Exeed ES8 Disiapkan untuk Pengujian di Jalan

Chery kabarnya memilih Exeed ES8 sebagai kendaraan pertama untuk membawa baterai solid-state ke tahap pengujian jalan. Sebelumnya, perusahaan telah memperkenalkan model tersebut secara terbatas sebagai kendaraan yang akan mendukung pengujian teknologi baterai generasi terbaru.

Penggunaan kendaraan secara langsung menjadi tahapan penting setelah proses penelitian dan pengujian sel. Melalui langkah tersebut, Chery dapat melihat karakter baterai ketika menghadapi kondisi berkendara nyata.

Selain menyiapkan kendaraan pengujian, Chery juga mulai membangun kesiapan dari sisi produksi. Anak usahanya, Anwa New Energy Technology, telah menjalankan produksi percobaan untuk membuat sampel rekayasa sel baterai solid-state.

Fasilitas milik Anwa memiliki rencana kapasitas produksi sekitar 1,25 GWh setiap tahun. Dalam pengembangannya, perusahaan tersebut juga memperoleh dukungan dari Gotion High-Tech, salah satu perusahaan yang bergerak di industri baterai China.

Anwa memasang target berikutnya pada 2027. Perusahaan berencana mencapai produksi massal sel baterai dengan kepadatan energi sebesar 500 Wh/kg.

Persaingan Baterai Generasi Baru Semakin Ketat

Ambisi Chery hadir ketika perusahaan-perusahaan China semakin aktif mengembangkan baterai generasi berikutnya. Karena itu, keberhasilan membawa teknologi dari laboratorium menuju kendaraan akan menjadi salah satu tahapan penting dalam persaingan tersebut.

Chery bukan satu-satunya perusahaan yang bergerak ke arah baterai solid-state. Sejumlah pemain industri seperti CATL, BYD, Geely, Gotion High-Tech, Farasis Energy, dan CALB juga mengarahkan pengembangan teknologi serupa menuju tahap pengujian pada 2027.

Kondisi tersebut membuat 2027 berpotensi menjadi periode penting bagi perkembangan baterai solid-state di China. Para produsen harus membuktikan bukan hanya angka kepadatan energi yang tinggi, tetapi juga keamanan, konsistensi performa, dan kesiapan teknologi ketika digunakan pada kendaraan.
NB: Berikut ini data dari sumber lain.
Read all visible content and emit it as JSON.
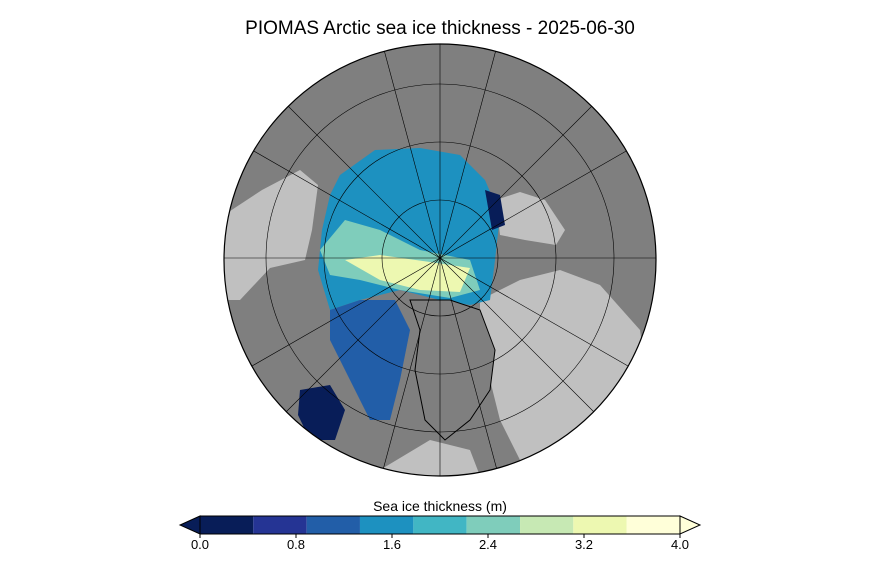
{
  "title": "PIOMAS Arctic sea ice thickness - 2025-06-30",
  "colorbar": {
    "label": "Sea ice thickness (m)",
    "bins": [
      0,
      0.444,
      0.889,
      1.333,
      1.778,
      2.222,
      2.667,
      3.111,
      3.556,
      4
    ],
    "colors": [
      "#081d58",
      "#253494",
      "#225ea8",
      "#1d91c0",
      "#41b6c4",
      "#7fcdbb",
      "#c7e9b4",
      "#edf8b1",
      "#ffffd9"
    ],
    "extend": "both",
    "ticks": [
      {
        "value": 0,
        "label": "0.0"
      },
      {
        "value": 0.8,
        "label": "0.8"
      },
      {
        "value": 1.6,
        "label": "1.6"
      },
      {
        "value": 2.4,
        "label": "2.4"
      },
      {
        "value": 3.2,
        "label": "3.2"
      },
      {
        "value": 4,
        "label": "4.0"
      }
    ]
  }
}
Bagi Chery, pengujian kendaraan akan memberikan gambaran lebih jelas mengenai kemampuan baterai solid-state hasil pengembangannya. Tahapan ini juga dapat menjadi jembatan antara penelitian teknologi dan penerapan dalam skala produksi.

Apabila hasil pengujian memenuhi standar perusahaan, Chery memiliki peluang untuk melanjutkan teknologi tersebut menuju penggunaan yang lebih luas. Namun, sebelum mencapai tahap itu, perusahaan harus memastikan baterai dapat mempertahankan keamanan dan kinerja secara konsisten dalam kondisi penggunaan nyata.

Dengan investasi besar, persiapan fasilitas produksi, serta rencana pengujian melalui Exeed ES8, Chery kini mulai membawa pengembangan baterai solid-state menuju tahap yang lebih konkret. Hasil pengujian mulai 2027 nantinya akan menjadi salah satu faktor penting dalam menentukan kesiapan teknologi tersebut untuk memasuki kendaraan produksi.